On October 29, B. Pagels-Minor and Terra Field announced that they would be filing unfair labor practice charges against Netflix with the National Labor Relations Board, alleging that Netflix retaliated against them for attempting to improve working conditions within the company. On November 22, Field announced that she was resigning from Netflix. That same date, the lawyer for Pagels-Minor and Field stated "My clients have resolved their differences with Netflix and will be voluntarily withdrawing their NLRB charge".

== Reactions ==
A number of prominent filmmakers spoke out in support of the walkout, including Elliot Page, Lilly Wachowski, Billy Eichner, Mason Alexander Park, and Angelica Ross. Comedian Hannah Gadsby condemned Sarandos for drawing their name into the controversy, calling Netflix an "amoral algorithm cult." Writing for USA Today, filmmaker Leigh Finke criticized Netflix for portraying itself as "a neutral entity in politics and culture, they'd have us believe. They're working in a vacuum where art exists unto itself, incapable of real-world harm."
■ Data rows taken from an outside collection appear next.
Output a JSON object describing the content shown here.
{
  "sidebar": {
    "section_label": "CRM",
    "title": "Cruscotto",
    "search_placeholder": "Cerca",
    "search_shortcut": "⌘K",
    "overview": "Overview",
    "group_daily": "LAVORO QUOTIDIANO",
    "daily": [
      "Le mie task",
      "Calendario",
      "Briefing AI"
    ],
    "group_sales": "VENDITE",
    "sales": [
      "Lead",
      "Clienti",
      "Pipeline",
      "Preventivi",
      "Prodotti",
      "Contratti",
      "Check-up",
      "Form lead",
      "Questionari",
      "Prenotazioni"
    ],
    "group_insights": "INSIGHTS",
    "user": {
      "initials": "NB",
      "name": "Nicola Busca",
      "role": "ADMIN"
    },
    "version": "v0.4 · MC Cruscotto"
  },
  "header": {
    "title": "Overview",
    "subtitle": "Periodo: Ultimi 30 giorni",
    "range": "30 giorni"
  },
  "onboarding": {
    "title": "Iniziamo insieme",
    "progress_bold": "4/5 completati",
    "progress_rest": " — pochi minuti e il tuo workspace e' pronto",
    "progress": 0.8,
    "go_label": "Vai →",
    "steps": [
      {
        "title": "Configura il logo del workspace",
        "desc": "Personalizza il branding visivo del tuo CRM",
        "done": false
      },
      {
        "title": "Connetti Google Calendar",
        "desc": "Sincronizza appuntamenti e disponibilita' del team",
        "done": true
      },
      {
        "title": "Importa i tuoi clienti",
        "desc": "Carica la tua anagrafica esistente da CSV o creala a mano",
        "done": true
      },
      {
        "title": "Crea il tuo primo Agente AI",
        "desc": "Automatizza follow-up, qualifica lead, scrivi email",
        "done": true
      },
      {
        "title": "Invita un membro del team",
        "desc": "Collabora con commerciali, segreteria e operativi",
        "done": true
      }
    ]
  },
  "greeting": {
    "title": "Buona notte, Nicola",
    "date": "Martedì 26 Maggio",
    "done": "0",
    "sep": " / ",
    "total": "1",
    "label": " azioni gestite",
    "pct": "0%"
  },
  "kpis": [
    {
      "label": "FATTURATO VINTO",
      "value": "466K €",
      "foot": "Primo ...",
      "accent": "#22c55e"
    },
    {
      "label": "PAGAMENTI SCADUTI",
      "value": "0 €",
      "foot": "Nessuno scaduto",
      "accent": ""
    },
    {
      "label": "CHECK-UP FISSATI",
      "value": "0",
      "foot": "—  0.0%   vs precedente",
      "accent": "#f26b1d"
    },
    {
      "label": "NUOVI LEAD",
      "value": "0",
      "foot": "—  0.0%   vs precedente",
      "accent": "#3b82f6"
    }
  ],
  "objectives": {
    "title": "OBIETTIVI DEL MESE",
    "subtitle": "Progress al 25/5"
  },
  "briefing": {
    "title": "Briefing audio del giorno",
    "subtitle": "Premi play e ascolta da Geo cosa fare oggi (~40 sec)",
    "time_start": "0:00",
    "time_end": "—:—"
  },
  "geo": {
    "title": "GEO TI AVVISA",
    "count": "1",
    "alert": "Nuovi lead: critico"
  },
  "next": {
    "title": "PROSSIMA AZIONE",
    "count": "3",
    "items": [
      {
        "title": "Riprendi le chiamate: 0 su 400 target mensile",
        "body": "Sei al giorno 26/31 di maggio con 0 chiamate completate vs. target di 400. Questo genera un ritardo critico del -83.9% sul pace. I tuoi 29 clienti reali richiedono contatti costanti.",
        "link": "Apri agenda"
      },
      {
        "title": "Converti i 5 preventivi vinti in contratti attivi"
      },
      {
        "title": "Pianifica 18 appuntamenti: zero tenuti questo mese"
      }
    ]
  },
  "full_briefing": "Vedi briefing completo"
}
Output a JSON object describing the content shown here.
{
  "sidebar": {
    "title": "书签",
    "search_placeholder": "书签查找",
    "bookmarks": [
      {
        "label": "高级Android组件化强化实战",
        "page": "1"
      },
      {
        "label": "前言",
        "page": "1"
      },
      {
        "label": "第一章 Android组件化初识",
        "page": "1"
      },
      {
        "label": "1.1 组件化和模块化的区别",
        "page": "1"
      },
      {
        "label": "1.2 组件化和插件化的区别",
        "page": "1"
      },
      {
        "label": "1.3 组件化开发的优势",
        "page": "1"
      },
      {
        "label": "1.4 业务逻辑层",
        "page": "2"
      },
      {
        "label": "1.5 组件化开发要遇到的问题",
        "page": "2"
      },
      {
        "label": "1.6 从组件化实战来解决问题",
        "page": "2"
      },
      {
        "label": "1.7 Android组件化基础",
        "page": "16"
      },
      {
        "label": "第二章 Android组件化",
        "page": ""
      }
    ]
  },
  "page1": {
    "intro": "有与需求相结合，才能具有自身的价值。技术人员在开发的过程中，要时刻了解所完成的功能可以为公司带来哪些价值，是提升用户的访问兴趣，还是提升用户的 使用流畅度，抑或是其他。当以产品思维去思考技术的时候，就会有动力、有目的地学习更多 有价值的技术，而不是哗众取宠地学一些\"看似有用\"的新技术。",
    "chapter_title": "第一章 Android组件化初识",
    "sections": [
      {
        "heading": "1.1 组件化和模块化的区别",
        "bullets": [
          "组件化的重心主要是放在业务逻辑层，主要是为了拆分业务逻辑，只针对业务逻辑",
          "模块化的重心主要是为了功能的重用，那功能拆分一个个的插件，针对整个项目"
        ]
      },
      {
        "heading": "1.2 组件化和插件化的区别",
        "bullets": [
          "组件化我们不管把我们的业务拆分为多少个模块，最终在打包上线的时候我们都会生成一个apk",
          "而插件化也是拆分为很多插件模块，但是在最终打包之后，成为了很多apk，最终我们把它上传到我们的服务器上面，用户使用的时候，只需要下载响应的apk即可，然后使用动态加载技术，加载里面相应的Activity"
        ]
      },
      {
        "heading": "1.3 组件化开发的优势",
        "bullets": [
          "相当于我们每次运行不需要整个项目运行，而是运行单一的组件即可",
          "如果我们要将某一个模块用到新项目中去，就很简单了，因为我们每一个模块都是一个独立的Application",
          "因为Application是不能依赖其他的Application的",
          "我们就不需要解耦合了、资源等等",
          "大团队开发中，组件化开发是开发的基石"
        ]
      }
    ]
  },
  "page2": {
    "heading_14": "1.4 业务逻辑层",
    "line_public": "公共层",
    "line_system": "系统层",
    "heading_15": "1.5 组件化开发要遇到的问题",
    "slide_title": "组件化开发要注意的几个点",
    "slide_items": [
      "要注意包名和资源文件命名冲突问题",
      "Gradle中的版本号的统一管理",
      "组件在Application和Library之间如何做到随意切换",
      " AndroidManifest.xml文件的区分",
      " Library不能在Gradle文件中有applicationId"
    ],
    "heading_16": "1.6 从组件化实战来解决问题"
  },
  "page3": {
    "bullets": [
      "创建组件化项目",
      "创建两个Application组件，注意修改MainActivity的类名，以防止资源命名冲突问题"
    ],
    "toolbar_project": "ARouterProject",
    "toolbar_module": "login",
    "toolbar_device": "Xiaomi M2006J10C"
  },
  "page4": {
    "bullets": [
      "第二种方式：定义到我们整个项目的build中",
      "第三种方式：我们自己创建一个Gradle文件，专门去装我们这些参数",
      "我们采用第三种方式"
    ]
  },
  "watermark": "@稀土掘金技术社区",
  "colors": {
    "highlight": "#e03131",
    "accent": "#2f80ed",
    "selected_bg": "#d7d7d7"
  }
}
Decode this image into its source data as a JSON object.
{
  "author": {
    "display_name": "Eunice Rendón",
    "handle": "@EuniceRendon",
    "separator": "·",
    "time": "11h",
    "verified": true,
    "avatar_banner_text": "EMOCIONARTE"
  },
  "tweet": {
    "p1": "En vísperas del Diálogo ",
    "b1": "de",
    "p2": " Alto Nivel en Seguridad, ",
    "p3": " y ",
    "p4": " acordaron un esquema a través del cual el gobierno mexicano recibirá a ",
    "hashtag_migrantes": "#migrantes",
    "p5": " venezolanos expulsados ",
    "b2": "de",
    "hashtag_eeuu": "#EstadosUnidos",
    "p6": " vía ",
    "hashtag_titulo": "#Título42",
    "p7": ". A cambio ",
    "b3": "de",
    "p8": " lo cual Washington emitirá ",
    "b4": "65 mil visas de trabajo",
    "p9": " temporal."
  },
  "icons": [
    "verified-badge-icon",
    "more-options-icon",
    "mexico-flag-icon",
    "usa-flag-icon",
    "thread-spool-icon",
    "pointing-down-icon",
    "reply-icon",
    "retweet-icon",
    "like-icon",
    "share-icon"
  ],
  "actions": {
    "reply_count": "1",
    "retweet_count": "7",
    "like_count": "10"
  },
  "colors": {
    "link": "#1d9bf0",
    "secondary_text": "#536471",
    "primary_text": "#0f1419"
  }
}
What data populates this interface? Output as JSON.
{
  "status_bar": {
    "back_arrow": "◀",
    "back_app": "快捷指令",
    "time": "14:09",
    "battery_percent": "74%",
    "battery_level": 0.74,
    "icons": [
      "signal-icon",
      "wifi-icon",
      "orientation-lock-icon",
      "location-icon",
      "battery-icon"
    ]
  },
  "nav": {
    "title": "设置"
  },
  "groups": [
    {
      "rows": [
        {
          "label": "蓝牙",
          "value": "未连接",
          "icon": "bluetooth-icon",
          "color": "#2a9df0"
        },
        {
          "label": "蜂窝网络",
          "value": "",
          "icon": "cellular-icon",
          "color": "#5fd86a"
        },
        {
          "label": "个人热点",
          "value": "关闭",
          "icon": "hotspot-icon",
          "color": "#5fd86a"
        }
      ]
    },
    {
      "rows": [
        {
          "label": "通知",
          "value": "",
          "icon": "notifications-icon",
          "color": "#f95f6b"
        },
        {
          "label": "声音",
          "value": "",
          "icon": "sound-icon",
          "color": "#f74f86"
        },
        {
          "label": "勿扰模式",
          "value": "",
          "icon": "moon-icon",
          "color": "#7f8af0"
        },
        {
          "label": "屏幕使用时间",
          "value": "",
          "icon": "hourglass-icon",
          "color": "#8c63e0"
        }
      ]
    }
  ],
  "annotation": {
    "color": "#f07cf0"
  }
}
A number of commentators saw the walkout as part of a growing labor rights movement within the American tech sector. Alan Hyde of Rutgers Law School stated that the walkout was part of a trend of tech workers reclaiming more say in the activities of the company they work for, pointing to the ongoing Striketober and stating that "they want to have a say in the kinds of businesses their company does, the kind of workplace culture they have, who the clients are." Veena Dubal of the University of California, Hastings stated that "three years ago, a worker walkout at a major tech company would have been unthinkable" and that the walkout demonstrated that white-collar workers now understood "their ability to change the unethical practices of their employer by withholding their labor".